Sotomayor and Jackson Write Dissents for Affirmative Action Case

Sonia Sotomayor, one of the three liberal justices on the Supreme Court, said in her dissenting opinion on the Harvard case that the court turned its back on 45 years of jurisprudence aimed at promoting more inclusive and equal schools, and that “the devastating impact of this decision cannot be overstated.”

“Today, this court stands in the way and rolls back decades of precedent and momentous progress,” she wrote, adding that the decision “cements a superficial rule of colorblindness as a constitutional principle in an endemically segregated society where race has always mattered and continues to matter.”

The decision, she wrote, “subverts the constitutional guarantee of equal protection by further entrenching racial inequality in education, the very foundation of our democratic government and pluralistic society.”

Justice Sotomayor argued that the majority’s vision of race neutrality “will entrench racial segregation in higher education because racial inequality will persist so long as it is ignored.”

But despite her scathing language, Justice Sotomayor ended on a defiant note, writing that despite the court’s actions, “society’s progress toward equality cannot be permanently halted.”

“The pursuit of racial diversity will go on,” she wrote. “Although the court has stripped out almost all uses of race in college admissions, universities can and should continue to use all available tools to meet society’s needs for diversity in education.”

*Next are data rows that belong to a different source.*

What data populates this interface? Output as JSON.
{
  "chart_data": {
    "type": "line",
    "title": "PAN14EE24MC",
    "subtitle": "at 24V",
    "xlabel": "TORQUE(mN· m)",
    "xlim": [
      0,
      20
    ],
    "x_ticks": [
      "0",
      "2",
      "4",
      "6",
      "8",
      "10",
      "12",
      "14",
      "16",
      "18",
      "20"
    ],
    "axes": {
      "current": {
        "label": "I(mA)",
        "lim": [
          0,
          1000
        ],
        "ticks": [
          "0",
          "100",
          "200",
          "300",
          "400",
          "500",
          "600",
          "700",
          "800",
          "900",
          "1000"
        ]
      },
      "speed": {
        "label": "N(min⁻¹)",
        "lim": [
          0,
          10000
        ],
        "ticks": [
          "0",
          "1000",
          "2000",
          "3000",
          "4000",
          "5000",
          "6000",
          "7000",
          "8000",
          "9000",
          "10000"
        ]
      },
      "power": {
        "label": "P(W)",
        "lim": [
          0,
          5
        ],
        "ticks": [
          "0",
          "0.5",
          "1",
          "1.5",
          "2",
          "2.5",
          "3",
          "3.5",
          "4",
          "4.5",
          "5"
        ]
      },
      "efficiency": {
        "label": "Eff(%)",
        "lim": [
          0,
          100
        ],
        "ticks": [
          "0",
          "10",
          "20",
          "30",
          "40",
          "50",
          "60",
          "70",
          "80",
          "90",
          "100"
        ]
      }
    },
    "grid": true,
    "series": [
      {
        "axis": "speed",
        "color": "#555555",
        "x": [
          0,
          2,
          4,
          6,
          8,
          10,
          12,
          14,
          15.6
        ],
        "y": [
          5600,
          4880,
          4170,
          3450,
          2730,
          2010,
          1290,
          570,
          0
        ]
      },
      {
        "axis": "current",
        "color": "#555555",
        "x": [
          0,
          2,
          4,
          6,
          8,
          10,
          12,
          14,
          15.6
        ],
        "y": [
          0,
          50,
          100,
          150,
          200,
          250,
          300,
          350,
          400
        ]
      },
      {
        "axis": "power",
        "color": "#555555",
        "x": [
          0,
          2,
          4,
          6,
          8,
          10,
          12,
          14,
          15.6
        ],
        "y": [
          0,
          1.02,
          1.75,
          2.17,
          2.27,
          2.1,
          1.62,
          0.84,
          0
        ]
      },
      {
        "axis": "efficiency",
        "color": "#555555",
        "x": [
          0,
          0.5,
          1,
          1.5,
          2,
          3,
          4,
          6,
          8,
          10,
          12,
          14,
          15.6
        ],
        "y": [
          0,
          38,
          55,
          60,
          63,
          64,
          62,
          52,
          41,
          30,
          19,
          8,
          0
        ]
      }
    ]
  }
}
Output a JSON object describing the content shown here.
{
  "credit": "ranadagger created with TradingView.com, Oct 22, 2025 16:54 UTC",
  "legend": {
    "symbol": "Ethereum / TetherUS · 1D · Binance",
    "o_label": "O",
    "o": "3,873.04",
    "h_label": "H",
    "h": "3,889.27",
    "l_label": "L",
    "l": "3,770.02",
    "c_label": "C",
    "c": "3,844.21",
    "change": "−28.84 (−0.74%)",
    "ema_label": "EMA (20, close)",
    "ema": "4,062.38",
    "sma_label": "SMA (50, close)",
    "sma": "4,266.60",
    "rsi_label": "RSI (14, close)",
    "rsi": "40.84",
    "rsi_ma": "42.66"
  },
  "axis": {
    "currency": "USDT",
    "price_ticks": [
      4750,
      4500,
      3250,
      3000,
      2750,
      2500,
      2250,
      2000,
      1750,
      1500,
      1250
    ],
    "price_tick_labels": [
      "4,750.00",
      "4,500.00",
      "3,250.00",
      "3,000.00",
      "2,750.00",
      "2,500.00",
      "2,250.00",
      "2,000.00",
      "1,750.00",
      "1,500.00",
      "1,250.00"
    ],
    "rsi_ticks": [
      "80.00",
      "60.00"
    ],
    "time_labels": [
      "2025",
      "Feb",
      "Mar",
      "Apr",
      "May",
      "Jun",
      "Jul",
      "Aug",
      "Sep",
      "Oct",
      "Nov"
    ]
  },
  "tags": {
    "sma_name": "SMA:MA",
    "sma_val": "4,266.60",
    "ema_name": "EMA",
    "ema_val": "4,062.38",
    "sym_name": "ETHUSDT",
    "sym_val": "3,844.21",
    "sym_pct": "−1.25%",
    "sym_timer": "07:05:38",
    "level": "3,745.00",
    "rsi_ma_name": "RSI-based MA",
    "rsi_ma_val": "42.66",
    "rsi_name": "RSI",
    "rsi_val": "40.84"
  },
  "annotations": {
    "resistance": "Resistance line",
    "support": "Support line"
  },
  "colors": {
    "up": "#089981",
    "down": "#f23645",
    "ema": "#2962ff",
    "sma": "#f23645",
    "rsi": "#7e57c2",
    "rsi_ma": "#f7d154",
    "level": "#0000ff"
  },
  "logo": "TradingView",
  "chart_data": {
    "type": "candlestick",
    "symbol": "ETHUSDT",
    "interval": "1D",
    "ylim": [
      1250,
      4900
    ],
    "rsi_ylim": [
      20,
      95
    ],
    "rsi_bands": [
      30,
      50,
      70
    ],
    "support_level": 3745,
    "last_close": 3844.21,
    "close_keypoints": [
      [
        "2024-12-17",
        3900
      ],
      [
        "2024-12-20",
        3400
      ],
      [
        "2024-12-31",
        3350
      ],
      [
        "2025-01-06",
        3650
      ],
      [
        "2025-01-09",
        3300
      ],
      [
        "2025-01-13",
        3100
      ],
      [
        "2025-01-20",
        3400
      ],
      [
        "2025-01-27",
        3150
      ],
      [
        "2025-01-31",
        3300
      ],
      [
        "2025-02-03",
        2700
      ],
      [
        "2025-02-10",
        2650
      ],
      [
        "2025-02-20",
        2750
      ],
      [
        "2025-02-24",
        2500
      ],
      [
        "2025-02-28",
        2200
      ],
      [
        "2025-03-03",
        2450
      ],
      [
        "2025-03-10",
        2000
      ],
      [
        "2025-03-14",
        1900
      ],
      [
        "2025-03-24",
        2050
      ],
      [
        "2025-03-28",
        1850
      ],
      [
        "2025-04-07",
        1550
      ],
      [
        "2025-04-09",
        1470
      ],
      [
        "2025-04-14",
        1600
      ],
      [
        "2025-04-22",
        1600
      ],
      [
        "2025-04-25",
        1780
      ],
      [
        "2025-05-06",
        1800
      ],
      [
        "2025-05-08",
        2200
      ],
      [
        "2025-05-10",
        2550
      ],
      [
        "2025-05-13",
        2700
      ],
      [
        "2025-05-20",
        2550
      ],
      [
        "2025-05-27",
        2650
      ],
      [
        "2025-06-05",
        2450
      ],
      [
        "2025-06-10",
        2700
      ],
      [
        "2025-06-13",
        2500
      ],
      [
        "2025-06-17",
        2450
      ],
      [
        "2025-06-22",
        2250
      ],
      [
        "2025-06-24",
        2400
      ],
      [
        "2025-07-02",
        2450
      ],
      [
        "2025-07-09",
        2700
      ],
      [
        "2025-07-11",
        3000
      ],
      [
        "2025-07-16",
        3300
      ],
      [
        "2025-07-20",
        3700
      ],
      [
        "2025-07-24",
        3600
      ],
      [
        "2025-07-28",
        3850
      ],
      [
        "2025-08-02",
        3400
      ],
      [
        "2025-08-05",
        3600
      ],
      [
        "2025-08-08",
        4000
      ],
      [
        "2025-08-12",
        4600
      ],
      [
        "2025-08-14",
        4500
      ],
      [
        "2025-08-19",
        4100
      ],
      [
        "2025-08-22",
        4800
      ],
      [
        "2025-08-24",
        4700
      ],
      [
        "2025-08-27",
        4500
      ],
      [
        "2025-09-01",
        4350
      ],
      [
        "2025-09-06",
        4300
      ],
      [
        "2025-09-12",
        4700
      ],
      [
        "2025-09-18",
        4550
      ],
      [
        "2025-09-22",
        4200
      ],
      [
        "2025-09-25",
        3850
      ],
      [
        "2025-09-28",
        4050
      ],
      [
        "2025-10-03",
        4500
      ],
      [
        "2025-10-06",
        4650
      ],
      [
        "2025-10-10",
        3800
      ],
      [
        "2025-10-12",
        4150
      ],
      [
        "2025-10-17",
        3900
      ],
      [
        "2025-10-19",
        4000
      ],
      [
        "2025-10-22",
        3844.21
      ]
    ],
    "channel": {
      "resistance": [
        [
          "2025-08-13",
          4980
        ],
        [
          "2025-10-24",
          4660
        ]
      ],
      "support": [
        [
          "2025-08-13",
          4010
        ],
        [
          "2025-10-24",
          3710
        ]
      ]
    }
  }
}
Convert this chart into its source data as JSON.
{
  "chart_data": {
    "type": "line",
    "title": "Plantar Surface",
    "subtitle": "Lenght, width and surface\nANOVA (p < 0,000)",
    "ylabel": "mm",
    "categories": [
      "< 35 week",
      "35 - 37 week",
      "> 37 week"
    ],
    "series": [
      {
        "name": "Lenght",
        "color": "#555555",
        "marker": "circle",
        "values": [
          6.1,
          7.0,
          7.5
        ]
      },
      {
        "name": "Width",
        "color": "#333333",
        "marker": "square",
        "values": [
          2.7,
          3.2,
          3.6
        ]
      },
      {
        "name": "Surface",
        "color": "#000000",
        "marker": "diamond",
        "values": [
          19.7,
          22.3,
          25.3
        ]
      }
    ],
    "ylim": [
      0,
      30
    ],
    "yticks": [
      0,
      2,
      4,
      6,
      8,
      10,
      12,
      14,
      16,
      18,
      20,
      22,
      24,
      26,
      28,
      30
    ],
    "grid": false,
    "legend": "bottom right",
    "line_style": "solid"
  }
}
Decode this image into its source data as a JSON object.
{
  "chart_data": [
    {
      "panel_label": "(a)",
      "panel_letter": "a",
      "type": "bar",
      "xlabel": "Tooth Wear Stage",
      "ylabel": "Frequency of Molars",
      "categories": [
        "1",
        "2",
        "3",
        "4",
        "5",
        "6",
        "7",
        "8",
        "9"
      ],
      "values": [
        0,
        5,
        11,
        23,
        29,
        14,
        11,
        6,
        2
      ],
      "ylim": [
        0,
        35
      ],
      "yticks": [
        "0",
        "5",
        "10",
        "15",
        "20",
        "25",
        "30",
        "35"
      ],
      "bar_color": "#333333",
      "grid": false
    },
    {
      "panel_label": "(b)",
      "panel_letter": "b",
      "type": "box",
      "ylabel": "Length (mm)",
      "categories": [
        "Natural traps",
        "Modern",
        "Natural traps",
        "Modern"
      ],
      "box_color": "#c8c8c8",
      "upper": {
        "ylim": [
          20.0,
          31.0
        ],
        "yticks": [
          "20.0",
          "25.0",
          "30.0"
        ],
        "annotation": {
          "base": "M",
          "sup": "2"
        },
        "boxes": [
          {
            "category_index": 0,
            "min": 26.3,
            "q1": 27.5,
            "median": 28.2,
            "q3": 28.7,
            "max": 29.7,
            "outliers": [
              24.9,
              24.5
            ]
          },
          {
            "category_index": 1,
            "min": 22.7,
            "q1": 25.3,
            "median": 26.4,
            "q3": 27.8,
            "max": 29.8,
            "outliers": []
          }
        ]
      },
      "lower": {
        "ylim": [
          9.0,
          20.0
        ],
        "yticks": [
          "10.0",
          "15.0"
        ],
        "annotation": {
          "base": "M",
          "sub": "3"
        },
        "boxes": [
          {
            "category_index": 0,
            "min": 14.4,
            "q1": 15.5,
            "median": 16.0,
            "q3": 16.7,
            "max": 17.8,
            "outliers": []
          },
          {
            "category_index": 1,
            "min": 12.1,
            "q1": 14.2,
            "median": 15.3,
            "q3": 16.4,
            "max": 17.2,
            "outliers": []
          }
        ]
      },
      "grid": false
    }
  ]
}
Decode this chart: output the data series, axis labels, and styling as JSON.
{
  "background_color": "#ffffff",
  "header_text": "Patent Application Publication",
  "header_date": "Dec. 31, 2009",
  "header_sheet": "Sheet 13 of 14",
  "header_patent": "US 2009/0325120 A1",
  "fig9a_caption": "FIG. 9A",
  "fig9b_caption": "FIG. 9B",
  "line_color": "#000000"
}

Another of the liberal justices, Ketanji Brown Jackson, wrote in her dissent that “it would be deeply unfortunate if the equal protection clause actually demanded this perverse, ahistorical, and counterproductive outcome.”

“To impose this result in that clause’s name when it requires no such thing, and to thereby obstruct our collective progress toward the full realization of the clause’s promise, is truly a tragedy for us all,” she wrote.

Both Justice Sotomayor and Justice Jackson criticized the majority for making an exception for military academies. Justice Jackson wrote that the majority concluded that “racial diversity in higher education is only worth potentially preserving insofar as it might be needed to prepare Black Americans and other underrepresented minorities for success in the bunker, not the boardroom.”